You’re a plucky warrior die attempting to outplay Lady Luck and what the game accurately describes as her ‘cruel whims’, by engaging in a series of pacy tactical card battles.

Dice rolls are important, but only inasmuch as they fuel your available special moves, which vary from transforming into a bear (who has strong attacks but isn’t so hot at trading with merchants) to setting fire to opponents’ dice, making them usable only at the expense of health.

Along with its jaunty sense of humour, the number of potential effects, some of which combine as you finalise each roll, makes for a tactically interesting game that offsets its random elements with a range of abilities you can deploy to mitigate unlucky rolls.

Score: 8/10

Into The Breach

iOS, included with Netflix subscription (Netflix)

The excitement is palpable.
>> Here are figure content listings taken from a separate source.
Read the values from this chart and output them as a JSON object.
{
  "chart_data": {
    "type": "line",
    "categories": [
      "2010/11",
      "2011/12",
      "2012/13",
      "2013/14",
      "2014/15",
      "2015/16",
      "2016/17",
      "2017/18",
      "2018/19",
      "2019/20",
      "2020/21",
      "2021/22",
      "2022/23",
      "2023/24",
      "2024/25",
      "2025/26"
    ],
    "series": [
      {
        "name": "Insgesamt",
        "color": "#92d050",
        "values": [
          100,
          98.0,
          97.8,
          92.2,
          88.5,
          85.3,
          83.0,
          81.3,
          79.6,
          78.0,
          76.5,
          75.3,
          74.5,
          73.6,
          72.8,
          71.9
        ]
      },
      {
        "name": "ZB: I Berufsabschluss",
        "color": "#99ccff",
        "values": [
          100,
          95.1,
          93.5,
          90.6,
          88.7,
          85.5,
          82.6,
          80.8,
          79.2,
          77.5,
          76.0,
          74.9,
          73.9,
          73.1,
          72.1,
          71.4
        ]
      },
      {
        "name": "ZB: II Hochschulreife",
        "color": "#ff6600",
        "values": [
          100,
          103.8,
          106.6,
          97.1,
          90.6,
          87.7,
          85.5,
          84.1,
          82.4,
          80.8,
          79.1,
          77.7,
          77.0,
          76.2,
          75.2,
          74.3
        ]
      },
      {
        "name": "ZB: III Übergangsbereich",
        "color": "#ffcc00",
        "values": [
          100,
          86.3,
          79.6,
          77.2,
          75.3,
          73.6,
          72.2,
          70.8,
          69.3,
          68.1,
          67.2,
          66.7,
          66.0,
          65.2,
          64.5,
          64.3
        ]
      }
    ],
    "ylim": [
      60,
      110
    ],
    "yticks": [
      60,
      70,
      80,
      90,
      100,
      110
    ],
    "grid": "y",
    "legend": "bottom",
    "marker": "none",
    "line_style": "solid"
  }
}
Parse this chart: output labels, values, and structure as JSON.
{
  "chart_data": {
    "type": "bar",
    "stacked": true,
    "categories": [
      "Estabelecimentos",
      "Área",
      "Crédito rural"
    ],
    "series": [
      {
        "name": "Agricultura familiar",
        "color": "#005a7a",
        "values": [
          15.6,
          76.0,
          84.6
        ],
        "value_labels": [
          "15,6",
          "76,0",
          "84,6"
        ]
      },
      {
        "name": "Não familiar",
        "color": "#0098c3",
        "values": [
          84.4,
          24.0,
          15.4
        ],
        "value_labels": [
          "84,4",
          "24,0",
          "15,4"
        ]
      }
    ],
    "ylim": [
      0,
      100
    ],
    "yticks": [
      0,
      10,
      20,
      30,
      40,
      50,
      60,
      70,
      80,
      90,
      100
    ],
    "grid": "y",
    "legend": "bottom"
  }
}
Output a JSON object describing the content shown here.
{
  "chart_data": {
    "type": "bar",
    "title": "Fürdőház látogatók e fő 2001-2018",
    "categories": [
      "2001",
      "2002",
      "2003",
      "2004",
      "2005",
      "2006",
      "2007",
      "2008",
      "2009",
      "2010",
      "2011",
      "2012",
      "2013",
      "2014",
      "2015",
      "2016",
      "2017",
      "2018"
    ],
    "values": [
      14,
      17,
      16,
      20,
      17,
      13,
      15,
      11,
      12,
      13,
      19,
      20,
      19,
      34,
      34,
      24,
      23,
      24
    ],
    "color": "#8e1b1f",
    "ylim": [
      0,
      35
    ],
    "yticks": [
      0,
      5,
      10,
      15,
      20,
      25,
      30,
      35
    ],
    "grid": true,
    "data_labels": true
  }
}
From the developer of the legendary FTL, one of the finest strategy games ever made comes to iPad and, just like FTL, this feels like the definitive version of the game.

As usual you’ll be defending Earth from invaders using a team of three battle mechs. Both friendly and enemy units have simple but strict rules about how they move and attack. Like chess, the interaction of those moves creates a staggering level of tactical complexity.

It’s a roguelike, although completing each of its island-based levels unlocks the ability to start from that island in future runs, and this iteration of the game comes with a slew of fresh content including new pilots, mech teams, weapons and enemies. It’s the best version of Into the Breach and for Netflix subscribers a fabulous gift that’s arrived with surprisingly little fanfare.

Score: 10/10

Card Crawl Adventure

iOS & Android, Free (Arnold Rauers)

From the developer of the wonderful Card Thief and Maze Machina, comes a new layered, tactical card game for one.

As in his previous releases, you need to chain cards together on a 3×3 grid. Each card you tap uses strength, and when you run out of that, cards deplete health instead. Run out of that and it’s game over.

Its roguelike structure and the interplay of the effects of its different cards make for a robust and thought-provoking long term challenge.

Score: 8/10

Octopath Traveler: Champions Of The Continent

iOS & Android, Free (Square Enix)

Octopath Traveler’s take on 16-bit-style Japanese role-players has been piquing nostalgia for years, but until now the mobile version has only been available in Japan.

Its voice acting is still in Japanese, but now subtitled, and while Champions Of The Continent features the same gacha leanings many have learned to despise, it’s far from the exploitative mess some revered franchises become when they make the hop to mobile.

Graphically, and in terms of its combat, this remains remarkably faithful to its older sibling and while there are inducements to spend frankly ludicrous amounts of cash, playing for free is perfectly viable.

Score: 7/10

Descenders

iOS & Android, £8.99 (Noodlecake)

Descenders, the mountain biking roguelike, has been re-tooled for mobile and arrives complete in every way. As on console you’ll be exploring its open world via a series of hub points.

Setting off from each one you’ll find procedurally generated courses that are incredibly varied, so you’re never quite sure what kind of challenge you’re going to face next in your quest to earn reputation, which also unlocks new kit for your rider.

The touchscreen controls just about work but connect a controller and this is the full console experience on a small screen.